As a crowd about 1,000-strong marched through Center City Thursday night, the mood remained largely calm.
The organizers, under the name Philly Is Baltimore, sought to express anger over the death of Freddie Gray, who was fatally injured while in the custody of Baltimore police.
Some observers say the restrained approach taken by the Philadelphia Police Department helped cool tensions during the Thursday demonstration.
There’s one image from the protests in Ferguson last summer that has been seared into the minds of police officials around the country: The sniper perched on top of an armored military-style vehicle.
It represents an approach to protesters that criminologists say inflames, rather than suppresses, violence.
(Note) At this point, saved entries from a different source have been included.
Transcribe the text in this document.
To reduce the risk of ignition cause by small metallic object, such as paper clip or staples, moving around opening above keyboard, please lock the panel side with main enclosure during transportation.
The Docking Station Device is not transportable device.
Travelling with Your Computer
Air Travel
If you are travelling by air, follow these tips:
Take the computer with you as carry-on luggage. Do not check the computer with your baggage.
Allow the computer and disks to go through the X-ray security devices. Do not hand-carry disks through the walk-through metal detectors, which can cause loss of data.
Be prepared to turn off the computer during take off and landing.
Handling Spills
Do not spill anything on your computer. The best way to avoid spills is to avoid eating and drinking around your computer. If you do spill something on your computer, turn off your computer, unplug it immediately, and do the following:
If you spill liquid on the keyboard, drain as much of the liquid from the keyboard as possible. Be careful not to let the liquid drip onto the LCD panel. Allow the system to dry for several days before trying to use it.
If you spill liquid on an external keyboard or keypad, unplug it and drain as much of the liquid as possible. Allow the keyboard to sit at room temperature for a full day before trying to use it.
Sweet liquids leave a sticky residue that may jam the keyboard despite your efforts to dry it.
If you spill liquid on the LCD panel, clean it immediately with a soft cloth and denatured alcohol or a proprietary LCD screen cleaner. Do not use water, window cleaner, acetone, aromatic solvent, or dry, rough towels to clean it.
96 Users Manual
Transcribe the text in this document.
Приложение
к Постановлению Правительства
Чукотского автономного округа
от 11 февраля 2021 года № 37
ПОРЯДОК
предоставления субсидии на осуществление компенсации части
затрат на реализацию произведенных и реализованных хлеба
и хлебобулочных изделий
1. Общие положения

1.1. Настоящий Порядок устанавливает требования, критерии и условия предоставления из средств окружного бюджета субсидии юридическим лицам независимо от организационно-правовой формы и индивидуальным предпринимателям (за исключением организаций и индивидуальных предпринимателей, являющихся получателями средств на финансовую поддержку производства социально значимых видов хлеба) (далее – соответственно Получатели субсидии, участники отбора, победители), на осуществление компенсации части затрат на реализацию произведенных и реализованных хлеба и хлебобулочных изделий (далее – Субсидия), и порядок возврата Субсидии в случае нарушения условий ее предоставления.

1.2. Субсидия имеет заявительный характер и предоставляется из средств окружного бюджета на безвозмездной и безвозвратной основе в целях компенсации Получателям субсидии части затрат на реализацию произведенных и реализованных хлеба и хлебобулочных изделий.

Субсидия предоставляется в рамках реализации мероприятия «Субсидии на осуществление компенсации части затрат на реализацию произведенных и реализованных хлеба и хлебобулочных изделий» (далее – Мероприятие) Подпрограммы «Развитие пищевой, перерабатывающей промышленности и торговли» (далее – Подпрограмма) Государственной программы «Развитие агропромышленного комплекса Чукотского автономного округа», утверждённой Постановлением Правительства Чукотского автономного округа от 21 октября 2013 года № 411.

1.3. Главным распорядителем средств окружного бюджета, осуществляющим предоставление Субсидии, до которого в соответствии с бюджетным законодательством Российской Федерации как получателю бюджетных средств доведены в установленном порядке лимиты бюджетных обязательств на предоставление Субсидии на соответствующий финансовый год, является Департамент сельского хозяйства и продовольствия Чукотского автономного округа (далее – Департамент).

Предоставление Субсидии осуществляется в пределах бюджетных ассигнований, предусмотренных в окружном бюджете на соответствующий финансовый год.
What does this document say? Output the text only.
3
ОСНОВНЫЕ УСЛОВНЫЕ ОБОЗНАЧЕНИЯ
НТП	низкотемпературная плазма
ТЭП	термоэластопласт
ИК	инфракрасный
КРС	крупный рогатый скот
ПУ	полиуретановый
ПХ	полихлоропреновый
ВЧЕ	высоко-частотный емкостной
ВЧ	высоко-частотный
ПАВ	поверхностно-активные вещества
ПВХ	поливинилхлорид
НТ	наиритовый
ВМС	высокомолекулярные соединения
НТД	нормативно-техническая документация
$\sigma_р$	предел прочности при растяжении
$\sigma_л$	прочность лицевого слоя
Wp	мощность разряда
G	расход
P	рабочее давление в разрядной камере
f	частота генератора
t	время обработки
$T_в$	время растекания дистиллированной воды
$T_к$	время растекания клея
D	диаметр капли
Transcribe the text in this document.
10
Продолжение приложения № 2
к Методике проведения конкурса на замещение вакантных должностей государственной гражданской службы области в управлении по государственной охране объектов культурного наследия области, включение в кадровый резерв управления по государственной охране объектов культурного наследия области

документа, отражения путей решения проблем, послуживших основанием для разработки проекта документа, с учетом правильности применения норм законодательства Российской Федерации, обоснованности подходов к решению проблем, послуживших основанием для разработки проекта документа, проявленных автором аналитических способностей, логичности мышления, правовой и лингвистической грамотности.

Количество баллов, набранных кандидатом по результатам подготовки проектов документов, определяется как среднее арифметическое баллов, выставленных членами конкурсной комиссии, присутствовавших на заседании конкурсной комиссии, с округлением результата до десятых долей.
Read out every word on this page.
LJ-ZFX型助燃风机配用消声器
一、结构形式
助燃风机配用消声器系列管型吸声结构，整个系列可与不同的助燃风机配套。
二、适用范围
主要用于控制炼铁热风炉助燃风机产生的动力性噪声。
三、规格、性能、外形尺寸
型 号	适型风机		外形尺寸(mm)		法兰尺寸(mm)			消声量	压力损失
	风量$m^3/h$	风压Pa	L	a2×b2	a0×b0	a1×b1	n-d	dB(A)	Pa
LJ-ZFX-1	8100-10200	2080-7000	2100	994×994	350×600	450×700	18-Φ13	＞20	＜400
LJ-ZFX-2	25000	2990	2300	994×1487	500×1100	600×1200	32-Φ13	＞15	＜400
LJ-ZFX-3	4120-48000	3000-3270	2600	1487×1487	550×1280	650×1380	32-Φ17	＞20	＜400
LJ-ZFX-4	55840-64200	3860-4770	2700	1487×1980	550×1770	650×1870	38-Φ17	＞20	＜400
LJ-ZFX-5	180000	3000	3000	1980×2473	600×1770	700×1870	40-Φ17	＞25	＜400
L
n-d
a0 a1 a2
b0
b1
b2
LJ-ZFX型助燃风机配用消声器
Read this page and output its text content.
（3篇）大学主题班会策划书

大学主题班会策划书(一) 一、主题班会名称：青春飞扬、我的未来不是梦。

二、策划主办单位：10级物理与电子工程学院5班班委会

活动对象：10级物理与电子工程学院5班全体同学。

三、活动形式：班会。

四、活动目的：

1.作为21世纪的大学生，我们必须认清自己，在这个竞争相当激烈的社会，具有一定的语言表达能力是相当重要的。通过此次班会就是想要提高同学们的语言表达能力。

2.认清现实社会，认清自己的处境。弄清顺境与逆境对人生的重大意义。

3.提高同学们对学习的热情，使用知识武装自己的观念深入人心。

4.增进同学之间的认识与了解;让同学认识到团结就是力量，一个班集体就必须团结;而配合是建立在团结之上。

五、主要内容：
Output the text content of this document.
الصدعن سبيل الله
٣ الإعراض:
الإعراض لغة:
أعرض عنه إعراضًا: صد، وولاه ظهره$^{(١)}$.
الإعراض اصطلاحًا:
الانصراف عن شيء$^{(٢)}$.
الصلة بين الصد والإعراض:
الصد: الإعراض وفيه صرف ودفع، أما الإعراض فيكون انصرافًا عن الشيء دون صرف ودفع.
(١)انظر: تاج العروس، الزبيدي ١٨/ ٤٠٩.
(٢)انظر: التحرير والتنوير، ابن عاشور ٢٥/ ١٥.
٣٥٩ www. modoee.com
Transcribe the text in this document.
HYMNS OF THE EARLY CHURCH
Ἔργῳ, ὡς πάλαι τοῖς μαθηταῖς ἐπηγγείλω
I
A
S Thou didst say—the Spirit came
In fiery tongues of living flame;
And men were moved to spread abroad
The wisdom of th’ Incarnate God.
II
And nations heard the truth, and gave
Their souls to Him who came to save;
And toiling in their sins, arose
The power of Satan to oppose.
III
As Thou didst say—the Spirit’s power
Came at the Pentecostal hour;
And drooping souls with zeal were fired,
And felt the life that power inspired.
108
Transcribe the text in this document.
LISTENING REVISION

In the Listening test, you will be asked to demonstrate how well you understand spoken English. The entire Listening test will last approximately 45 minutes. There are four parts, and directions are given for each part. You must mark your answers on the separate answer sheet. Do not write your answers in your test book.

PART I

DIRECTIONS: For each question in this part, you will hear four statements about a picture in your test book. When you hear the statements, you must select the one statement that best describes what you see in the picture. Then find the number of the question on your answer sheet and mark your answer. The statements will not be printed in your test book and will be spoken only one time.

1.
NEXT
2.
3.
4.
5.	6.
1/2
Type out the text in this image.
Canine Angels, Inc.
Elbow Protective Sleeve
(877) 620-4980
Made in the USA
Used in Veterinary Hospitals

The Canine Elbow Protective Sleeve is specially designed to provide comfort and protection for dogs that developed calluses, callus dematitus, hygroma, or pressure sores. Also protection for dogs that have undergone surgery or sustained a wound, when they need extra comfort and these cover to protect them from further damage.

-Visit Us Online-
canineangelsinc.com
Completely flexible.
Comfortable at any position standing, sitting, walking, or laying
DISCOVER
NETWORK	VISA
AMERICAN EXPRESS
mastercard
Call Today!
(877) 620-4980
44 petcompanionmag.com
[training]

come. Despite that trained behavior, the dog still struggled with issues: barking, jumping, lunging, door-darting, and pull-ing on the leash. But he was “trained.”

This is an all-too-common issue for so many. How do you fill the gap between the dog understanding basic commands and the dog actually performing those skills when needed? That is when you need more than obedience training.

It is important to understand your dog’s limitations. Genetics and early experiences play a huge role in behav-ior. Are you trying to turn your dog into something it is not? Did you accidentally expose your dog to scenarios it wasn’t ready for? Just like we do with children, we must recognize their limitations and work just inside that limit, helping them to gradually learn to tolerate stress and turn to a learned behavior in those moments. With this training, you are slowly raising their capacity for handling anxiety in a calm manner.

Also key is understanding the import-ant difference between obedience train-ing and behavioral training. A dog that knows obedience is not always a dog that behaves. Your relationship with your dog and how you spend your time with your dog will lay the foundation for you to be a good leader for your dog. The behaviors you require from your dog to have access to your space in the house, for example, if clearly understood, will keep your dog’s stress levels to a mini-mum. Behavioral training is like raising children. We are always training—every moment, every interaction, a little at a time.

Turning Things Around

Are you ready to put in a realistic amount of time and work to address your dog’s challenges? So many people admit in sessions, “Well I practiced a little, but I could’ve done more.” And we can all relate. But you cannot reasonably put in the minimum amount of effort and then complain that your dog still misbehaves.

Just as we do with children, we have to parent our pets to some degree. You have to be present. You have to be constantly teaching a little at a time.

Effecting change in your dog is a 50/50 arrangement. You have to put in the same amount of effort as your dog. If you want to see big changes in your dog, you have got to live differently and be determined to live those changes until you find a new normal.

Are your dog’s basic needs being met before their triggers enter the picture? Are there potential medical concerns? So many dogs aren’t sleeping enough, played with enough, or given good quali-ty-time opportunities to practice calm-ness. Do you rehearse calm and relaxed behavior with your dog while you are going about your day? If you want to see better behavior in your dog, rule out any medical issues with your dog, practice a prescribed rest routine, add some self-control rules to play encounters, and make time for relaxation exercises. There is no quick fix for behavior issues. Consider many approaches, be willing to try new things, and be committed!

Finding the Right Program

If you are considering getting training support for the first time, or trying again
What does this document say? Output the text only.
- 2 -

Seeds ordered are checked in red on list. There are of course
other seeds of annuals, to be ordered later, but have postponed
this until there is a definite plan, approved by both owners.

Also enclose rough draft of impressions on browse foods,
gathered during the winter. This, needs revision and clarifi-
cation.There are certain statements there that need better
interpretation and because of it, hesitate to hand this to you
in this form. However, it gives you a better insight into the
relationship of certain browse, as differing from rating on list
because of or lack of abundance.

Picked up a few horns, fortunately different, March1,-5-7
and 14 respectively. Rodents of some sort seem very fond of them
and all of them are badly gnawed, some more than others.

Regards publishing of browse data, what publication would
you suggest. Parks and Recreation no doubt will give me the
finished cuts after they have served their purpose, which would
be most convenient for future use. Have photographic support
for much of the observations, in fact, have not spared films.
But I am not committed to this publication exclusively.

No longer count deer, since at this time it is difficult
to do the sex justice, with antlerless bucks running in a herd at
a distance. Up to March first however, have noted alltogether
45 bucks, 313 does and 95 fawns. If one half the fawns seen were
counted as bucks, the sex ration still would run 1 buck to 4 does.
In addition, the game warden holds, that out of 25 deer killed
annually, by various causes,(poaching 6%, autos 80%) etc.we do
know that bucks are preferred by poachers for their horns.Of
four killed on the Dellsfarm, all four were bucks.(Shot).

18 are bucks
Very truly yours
“Cops in riot gear and armored vehicles and military-style equipment raises the level of tension,” said Arcadia University’s John Noakes, who studies how police respond to protests. Ceding the streets to protesters, letting them march peacefully and not having riot gear officers up front are the best ways to keep the peace, he said.
On Thursday night, Center City was flooded with police cars. There were officers on horses. Some on bikes. Others held batons to barricade the highway. But the armored police? They were there, but sort of hidden. That was intentional, Noakes said.
“When we’re studying protests, or policing protests, we’ll break off every once in a while and just walk the perimeter a couple blocks in, and that’s when you tend to see them — sitting there waiting for something to happen. So they’re there,” he said. “But they’re not putting them there as the face of the response to protesters.”
Research on protests points out that crowd violence escalates if people think police are treating them unfairly or if there’s a heightened sense of threat.
Philadelphia police reported just two arrests in the hours-long protest Thursday. And both of those demonstrators were released from custody hours after their arrest.